The New House, The New View, Maybe The New Life?

I just moved into a wonderful new home in the Riverside area of Wichita Kansas, which is a nice area indeed. My house is a nice old (They had to give us a pamphlet on lead paint) 4 bedroom 2 bath which I split with a friend of mine. In one direction down my street you will find a (public) golf course, and down the other the Wichita Art Museum. I should also note that next to the golf course is the Botanical Gardens. Too be honest the house is out of my price range but I just had to have it. With everything I have been through this past year I deserve something nice so long as I am willing to work for it.



April 1st 2009 I quit smoking, gave up soda and all processed sugar, and started working out. This went very well for about 7 months, then my father died. Before I knew it I was smoking, downing Mt Dew and wheezing whenever I stood up. Apart from just being overweight, I also suffer from psoriasis and high blood pressure. With the sudden onset of massive stress, and the rekindled abuse of my body, my psoriasis flared. Let me be clear when I say "flared", my coverage went from 10% to 90% and the scales were so thick that I could barely move without severe pain. I suddenly found myself, jobless, penniless, and without health insurance. The pain became too much and my blood pressure rose until it peaked, giving me a minor stroke.

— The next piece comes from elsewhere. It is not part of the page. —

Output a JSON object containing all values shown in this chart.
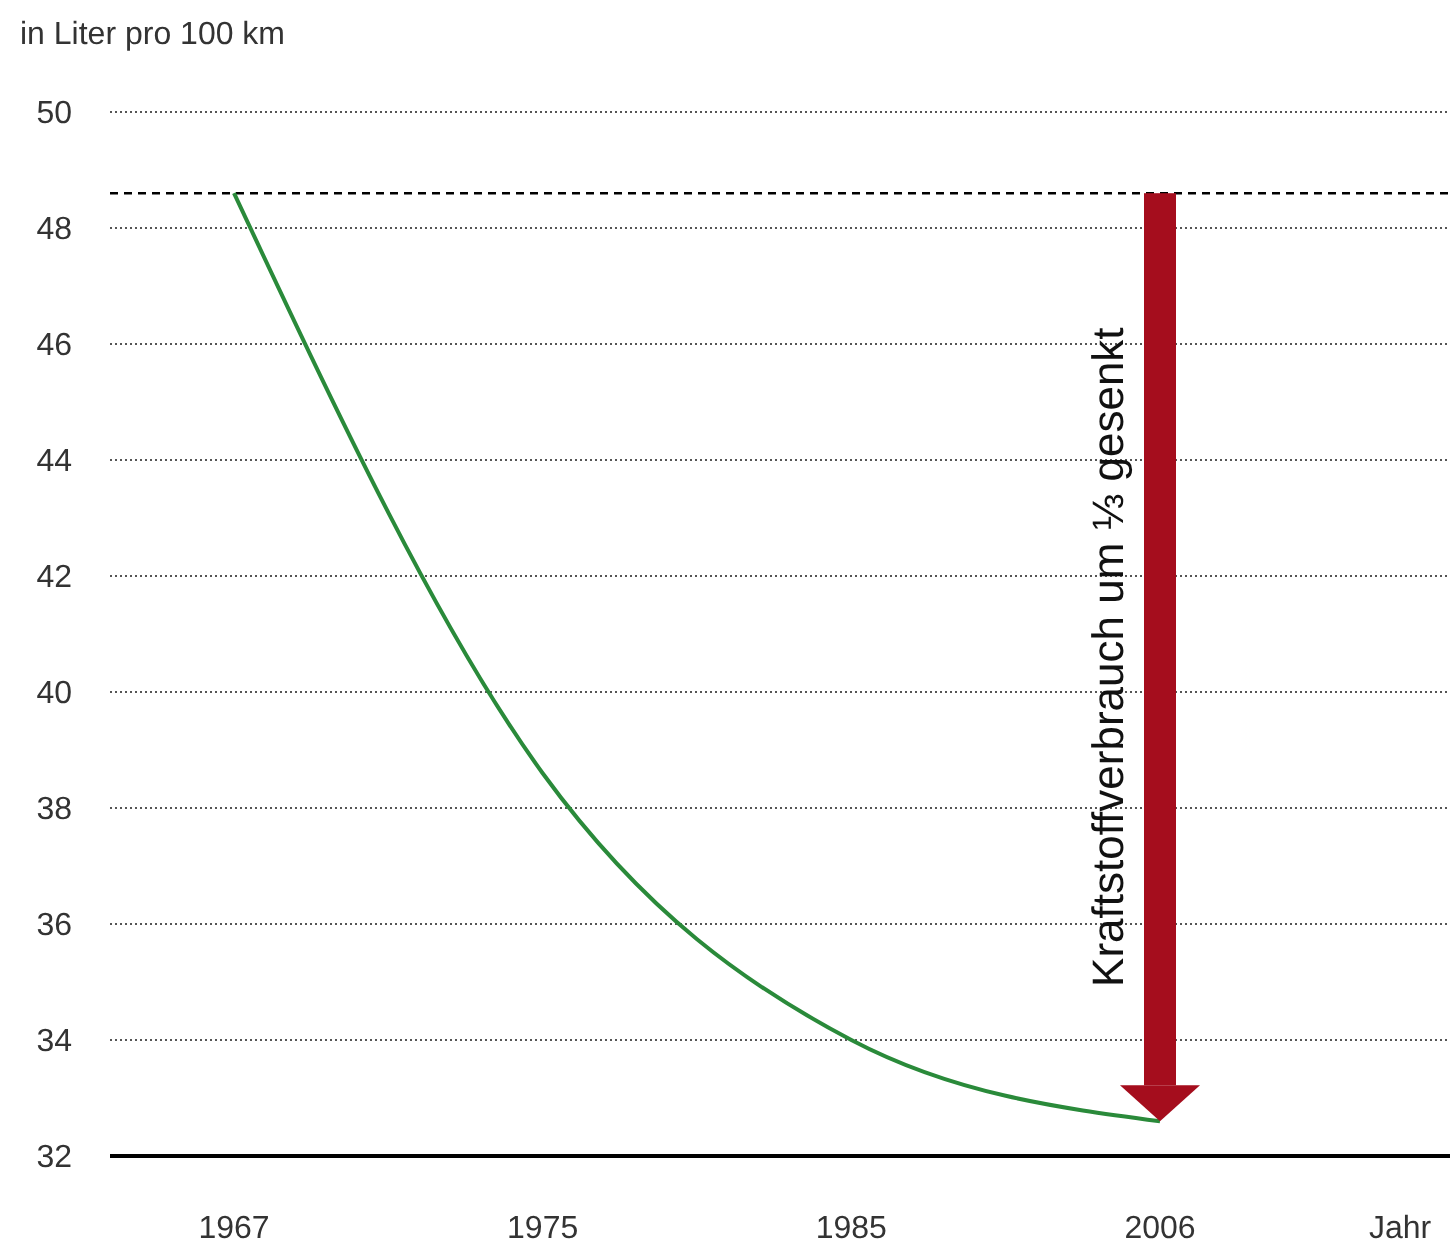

So there I am 29 years old, my house being taken by the bank, my water shut off for lack of payment, the left side of my face mostly paralyzied, and a tremendous desire to die. If I had been able to walk more than 10 feet unaided I most likely would have killed myself. I cried a lot in my bed, mostly from despair but also because my plagues were everywhere and the pain was unbearable.



I had been to doctors before for my condition, and none had ever really shown an interest or knowledge to help. Then my sister shows up telling me my brother had sent her money to help pay some of my bills and get me to a doctor. This doctor was amazing, she had total confidence that she would have me up and running in no time, and she did just that. Within a week I was back to work. Yes it was too late to save my house, and I had to move in with family for a month, but no matter. With the new meds I am back to working hard and living a decent life. I still don't have insurance but I make more than enough to pay for my visits and meds.

I also make enough for this lovely home in Riverside.

I use to be such a hateful person. I use to be bitter and borderline evil. There is a Rilo Kiley song that states "I use to think if I could realize I'd die I would be a lot nicer" well I realize now not only can I die, but I can live in a body that is against me. With a lot of work I have most of the movement of my face back, my skin while not anywhere near perfect is atleast not causing my much pain, and my psoriasis arthritis is managable. I'm not bitter, I am not hateful: I am lucky.